Kapolres Enrekang Gelar Anev Ketahanan Pangan, Optimalisasi Lahan Produktif Hasil MoU dengan Pemda dan Unhas
Polresenrekang.com–Kapolres Enrekang AKBP Hari Budiyanto, S.H., S.I.K., M.H., menggelar Analisa dan Evaluasi Ketahanan Pangan terkait pengelolaan lahan Polres Enrekang yang merupakan tindak lanjut kerja sama (MoU) bersama Pemerintah Daerah Kabupaten Enrekang dan Universitas Hasanuddin.
Kegiatan tersebut diikuti para Pejabat Utama, perwira masing-masing satuan fungsi, serta personel yang terlibat dalam program ketahanan pangan, yang berlangsung di Aula Aryaguna Mapolres Enrekang, Senin (02/03/2026)

Dalam arahannya, Kapolres menegaskan bahwa pengelolaan lahan produktif harus terus dioptimalkan sebagai bentuk dukungan Polri terhadap program ketahanan pangan nasional sekaligus pemberdayaan masyarakat di wilayah Kabupaten Enrekang.
“Kerja sama ini bukan sekadar seremonial, tetapi harus memberikan hasil nyata. Lahan yang ada harus dikelola secara maksimal dan berkelanjutan,” tegas AKBP Hari Budiyanto, dirangkum awak media melalui Sihumas polres Enrekang
Kapolres mengimbau para perwira di masing-masing Satfung untuk aktif melakukan pemantauan dan pendampingan kepada para petani binaan. Komunikasi intensif dengan kelompok tani dinilai penting guna mengetahui secara langsung berbagai kendala di lapangan, mulai dari persoalan pupuk, hama, hingga faktor cuaca.
Selain itu, evaluasi berkala serta peningkatan kapasitas pengetahuan petani dalam pengelolaan pertanian berbasis modern juga menjadi perhatian utama. Pendekatan teknologi dan pola tanam yang efektif diharapkan mampu meningkatkan produktivitas hasil panen.

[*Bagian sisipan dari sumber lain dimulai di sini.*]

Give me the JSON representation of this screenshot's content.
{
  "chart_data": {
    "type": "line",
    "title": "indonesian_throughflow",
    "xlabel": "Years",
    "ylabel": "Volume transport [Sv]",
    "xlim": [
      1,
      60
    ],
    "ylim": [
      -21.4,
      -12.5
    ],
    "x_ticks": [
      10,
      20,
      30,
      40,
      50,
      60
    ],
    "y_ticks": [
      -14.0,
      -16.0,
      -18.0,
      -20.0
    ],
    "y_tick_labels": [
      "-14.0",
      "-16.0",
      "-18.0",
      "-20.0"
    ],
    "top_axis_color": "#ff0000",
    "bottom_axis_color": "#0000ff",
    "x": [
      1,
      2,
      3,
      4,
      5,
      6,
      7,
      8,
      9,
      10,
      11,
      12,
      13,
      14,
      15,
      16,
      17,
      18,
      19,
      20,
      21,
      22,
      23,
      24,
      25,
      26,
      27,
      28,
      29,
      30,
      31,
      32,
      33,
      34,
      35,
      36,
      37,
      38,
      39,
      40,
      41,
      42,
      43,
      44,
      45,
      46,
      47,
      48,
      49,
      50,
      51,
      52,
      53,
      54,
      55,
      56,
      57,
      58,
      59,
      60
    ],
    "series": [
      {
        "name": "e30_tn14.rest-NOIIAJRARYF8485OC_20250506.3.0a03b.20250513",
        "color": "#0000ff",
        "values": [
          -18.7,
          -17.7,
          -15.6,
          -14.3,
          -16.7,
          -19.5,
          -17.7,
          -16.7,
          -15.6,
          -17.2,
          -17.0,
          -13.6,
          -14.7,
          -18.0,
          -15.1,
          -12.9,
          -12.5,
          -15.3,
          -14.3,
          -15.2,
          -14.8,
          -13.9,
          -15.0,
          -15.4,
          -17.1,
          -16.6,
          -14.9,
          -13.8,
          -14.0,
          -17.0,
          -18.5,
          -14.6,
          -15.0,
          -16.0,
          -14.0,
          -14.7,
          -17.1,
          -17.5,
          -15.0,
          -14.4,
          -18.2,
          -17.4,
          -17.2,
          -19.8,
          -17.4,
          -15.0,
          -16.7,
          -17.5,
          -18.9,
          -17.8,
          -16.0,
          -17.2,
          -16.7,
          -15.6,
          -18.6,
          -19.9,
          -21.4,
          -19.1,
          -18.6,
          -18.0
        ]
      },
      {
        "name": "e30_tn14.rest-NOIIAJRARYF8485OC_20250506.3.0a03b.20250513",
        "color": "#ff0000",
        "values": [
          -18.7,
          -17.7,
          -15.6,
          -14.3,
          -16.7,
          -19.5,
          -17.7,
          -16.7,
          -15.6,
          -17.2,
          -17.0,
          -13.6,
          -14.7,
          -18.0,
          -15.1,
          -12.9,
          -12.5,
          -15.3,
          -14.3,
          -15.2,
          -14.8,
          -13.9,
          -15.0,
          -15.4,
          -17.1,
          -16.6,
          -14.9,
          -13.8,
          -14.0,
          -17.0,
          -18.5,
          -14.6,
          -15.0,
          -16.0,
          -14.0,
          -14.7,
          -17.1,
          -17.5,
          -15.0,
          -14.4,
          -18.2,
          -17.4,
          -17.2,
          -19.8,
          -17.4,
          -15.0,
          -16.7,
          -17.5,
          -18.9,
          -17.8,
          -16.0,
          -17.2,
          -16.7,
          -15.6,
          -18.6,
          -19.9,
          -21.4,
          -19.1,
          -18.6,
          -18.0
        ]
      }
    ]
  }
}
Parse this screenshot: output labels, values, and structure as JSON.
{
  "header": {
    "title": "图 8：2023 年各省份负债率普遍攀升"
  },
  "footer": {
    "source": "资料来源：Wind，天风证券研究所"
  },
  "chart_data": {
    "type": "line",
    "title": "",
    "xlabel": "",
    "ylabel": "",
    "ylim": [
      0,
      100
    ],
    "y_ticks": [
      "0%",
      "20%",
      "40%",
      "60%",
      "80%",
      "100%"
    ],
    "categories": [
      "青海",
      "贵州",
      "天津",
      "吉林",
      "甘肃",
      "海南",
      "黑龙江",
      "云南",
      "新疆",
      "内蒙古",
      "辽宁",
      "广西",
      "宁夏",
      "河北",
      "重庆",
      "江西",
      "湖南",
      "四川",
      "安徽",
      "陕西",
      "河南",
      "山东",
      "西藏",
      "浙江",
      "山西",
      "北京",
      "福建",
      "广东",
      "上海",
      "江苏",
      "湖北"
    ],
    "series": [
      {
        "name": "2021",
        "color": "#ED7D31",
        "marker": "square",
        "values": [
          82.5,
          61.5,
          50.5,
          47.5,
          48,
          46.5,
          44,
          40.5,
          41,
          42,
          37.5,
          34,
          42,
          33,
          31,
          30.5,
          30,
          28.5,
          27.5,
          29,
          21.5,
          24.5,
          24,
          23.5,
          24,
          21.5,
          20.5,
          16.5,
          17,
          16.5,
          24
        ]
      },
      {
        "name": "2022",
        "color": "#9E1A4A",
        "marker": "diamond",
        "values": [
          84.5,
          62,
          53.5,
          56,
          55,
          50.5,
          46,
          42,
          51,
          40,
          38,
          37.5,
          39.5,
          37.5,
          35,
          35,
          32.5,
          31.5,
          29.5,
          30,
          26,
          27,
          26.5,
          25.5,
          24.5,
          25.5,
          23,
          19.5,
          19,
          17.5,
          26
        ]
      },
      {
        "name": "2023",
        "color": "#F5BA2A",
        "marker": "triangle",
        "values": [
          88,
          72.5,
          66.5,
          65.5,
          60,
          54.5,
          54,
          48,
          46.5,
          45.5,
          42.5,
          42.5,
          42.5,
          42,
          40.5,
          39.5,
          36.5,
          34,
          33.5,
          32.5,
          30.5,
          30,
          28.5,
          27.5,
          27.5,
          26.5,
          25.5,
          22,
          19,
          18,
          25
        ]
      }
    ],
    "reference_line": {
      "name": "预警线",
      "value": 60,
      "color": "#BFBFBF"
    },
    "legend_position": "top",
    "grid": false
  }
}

Dalam forum tersebut, Kapolres juga menekankan optimalisasi peran Polisi Penggerak dalam mendukung program ketahanan pangan, antara lain melalui:
Pemanfaatan Lahan Produktif, dengan menggerakkan masyarakat mengolah lahan tidur maupun pekarangan rumah melalui program Pekarangan Pangan Bergizi.
Pendampingan Petani, memberikan edukasi dan pendampingan sejak masa tanam hingga panen, termasuk membantu solusi terhadap serangan hama dan perubahan iklim.
Pengawasan Distribusi, memastikan distribusi sarana produksi seperti pupuk bersubsidi serta hasil panen berjalan lancar tanpa gangguan tengkulak maupun spekulan.
Digitalisasi Data, dengan menginput data luas lahan, perkembangan tanaman, dan potensi wilayah ke dalam aplikasi Gugus Tugas Polri guna membangun sistem pemantauan terpusat berbasis big data.
Kolaborasi Lintas Sektor, membangun sinergi antara Polri, Kementerian Pertanian (penyuluh pertanian), TNI, dan pemerintah daerah untuk memperkuat ekosistem pertanian di tingkat lokal.
Kapolres Enrekang menegaskan bahwa ketahanan pangan merupakan bagian dari stabilitas keamanan daerah. Dengan pertanian yang kuat dan produktif, kesejahteraan masyarakat meningkat dan potensi gangguan sosial dapat diminimalisir.
Melalui Anev ini, Polres Enrekang menunjukkan komitmennya tidak hanya menjaga keamanan, tetapi juga hadir sebagai motor penggerak pembangunan sektor pertanian yang modern, terintegrasi, dan berkelanjutan di Kabupaten Enrekang.